When he ended there was absolute silence for a moment. Then the chevalier
lifted his eye-glass again and looked at Detricand intently.
"Pardon me, monsieur," he said, "but you were with Rullecour--as I was
saying."
Detricand nodded with a droll sort of helplessness, and answered: "In
Jersey I never have chance to forget it, Chevalier."
Du Champsavoys, with a naive and obvious attempt at playing counsel,
fixed him again with the glass, pursed his lips, and with the importance
of a greffier at the ancient Cour d'Heritage, came one step nearer to his
goal.
"Have you knowledge of the Comte de Tournay, monsieur?"

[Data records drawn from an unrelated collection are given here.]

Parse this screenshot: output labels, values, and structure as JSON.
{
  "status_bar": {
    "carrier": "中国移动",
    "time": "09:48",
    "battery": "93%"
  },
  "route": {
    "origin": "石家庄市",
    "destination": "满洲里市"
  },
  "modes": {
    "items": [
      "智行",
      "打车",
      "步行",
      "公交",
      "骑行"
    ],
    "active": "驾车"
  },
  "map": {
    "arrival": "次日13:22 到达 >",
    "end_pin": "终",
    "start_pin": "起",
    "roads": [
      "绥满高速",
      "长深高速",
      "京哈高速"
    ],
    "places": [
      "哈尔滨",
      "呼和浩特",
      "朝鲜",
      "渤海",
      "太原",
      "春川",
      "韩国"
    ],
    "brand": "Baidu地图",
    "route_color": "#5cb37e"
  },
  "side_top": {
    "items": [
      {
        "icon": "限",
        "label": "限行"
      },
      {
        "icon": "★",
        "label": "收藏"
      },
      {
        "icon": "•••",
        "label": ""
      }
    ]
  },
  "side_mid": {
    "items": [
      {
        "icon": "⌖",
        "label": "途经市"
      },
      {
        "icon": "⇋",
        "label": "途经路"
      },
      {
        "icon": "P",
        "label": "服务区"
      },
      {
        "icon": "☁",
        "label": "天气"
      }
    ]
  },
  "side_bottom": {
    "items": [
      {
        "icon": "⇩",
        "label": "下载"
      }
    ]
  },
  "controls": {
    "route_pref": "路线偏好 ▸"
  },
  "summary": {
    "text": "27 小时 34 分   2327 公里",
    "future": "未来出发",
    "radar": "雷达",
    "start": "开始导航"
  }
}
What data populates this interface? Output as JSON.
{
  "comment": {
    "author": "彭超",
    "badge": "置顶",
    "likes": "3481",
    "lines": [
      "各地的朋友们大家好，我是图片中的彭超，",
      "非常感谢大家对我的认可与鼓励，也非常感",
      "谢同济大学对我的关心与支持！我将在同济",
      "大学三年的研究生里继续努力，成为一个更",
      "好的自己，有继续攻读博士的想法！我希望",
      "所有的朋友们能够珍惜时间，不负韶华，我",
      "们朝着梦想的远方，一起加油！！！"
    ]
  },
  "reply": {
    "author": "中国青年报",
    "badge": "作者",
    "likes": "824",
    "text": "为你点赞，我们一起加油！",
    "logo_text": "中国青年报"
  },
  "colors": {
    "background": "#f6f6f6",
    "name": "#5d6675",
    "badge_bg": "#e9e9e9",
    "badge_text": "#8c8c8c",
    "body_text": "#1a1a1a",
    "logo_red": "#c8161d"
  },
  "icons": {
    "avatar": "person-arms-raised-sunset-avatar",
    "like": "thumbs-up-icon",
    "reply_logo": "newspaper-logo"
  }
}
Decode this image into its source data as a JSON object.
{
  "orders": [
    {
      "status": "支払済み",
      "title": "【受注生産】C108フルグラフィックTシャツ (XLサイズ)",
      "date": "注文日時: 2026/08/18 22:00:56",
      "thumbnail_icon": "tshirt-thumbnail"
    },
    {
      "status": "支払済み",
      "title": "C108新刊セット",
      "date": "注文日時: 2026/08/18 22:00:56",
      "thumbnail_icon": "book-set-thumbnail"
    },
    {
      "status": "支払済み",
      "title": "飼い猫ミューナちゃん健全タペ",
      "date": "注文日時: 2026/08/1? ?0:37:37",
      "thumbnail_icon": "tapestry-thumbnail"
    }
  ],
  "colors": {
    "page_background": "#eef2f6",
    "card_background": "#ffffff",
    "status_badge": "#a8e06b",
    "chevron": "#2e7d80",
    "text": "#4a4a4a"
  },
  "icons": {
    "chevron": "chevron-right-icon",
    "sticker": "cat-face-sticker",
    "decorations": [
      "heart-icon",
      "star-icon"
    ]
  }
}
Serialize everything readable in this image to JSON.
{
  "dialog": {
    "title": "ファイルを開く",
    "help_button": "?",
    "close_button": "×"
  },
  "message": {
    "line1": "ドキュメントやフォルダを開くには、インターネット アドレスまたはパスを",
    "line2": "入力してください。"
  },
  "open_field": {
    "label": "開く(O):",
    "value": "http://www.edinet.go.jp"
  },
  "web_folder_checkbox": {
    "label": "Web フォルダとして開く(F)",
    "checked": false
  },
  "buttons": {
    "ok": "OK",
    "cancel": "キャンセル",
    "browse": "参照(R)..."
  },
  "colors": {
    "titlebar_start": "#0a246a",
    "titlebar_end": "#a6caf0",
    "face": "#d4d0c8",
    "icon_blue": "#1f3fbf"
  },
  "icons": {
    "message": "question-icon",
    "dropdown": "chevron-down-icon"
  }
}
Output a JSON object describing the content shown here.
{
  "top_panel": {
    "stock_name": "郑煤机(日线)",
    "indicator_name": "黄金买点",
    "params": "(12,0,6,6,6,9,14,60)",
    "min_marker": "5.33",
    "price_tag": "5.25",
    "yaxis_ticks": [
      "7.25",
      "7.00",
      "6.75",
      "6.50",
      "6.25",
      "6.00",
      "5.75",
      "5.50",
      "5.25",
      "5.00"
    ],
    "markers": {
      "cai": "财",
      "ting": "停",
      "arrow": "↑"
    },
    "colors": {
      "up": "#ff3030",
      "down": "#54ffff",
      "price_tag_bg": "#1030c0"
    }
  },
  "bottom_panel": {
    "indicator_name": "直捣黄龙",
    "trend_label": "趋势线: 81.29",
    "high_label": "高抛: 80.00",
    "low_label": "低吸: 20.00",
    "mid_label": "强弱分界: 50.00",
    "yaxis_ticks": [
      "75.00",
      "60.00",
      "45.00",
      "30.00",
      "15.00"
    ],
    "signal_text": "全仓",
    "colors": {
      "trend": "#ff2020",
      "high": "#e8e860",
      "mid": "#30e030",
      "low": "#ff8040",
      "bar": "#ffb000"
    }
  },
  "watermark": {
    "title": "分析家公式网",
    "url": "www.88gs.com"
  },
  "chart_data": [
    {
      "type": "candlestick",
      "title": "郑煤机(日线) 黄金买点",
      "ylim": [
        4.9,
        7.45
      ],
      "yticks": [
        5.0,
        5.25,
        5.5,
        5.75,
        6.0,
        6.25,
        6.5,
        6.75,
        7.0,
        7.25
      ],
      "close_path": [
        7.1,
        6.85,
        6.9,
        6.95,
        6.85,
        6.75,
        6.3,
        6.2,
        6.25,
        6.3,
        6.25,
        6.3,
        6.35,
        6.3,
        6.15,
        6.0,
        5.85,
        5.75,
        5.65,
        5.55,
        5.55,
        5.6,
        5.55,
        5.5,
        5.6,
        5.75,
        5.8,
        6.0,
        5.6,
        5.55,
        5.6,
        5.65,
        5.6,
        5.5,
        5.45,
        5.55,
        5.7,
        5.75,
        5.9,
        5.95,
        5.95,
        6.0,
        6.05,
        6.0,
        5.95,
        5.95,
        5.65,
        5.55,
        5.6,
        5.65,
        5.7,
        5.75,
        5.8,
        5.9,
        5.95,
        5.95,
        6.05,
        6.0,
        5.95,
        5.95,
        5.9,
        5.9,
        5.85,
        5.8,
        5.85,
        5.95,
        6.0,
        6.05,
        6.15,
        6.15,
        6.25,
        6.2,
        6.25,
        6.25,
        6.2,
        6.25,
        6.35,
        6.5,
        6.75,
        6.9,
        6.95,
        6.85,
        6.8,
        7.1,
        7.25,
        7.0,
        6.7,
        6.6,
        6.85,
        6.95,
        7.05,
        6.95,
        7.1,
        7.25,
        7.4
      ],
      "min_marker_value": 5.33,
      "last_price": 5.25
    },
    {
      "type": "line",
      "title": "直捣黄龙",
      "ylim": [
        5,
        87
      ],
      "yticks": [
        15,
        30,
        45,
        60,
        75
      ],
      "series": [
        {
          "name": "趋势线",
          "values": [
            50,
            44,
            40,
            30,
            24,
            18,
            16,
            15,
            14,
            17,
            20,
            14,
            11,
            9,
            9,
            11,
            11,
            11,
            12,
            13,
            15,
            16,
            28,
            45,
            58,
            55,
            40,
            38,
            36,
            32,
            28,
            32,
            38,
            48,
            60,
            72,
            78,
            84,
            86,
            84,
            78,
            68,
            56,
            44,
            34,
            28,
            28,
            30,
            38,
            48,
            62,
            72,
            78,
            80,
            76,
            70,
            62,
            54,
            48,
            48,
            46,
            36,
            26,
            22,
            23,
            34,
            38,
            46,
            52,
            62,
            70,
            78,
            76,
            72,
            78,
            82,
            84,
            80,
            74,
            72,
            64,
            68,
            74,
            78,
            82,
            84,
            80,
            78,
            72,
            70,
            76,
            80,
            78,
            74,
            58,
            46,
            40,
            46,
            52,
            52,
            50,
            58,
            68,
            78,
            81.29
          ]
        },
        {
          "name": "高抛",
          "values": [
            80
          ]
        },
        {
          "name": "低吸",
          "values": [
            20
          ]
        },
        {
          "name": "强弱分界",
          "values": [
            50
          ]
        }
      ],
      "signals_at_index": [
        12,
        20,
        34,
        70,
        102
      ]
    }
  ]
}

"I knew him--as you were saying, Chevalier," answered Detricand lightly.
Then the Chevalier struck home. He dropped his fingers upon the table,
stood up, and, looking straight into Detricand's eyes, said:
"Monsieur, you are the Comte de Tournay!"
The Chevalier involuntarily held the silence for an instant. Nobody
stirred. De Mauprat dropped his chin upon his hands, and his eyebrows
drew down in excitement. Guida gave a little cry of astonishment. But
Detricand answered the Chevalier with a look of blank surprise and a
shrug of the shoulder, which had the effect desired.
"Thank you, Chevalier," said he with quizzical humour. "Now I know who I
am, and if it isn't too soon to levy upon the kinship, I shall dine with
you today, chevalier. I paid my debts yesterday, and sous are scarce, but
since we are distant cousins I may claim grist at the family mill, eh?"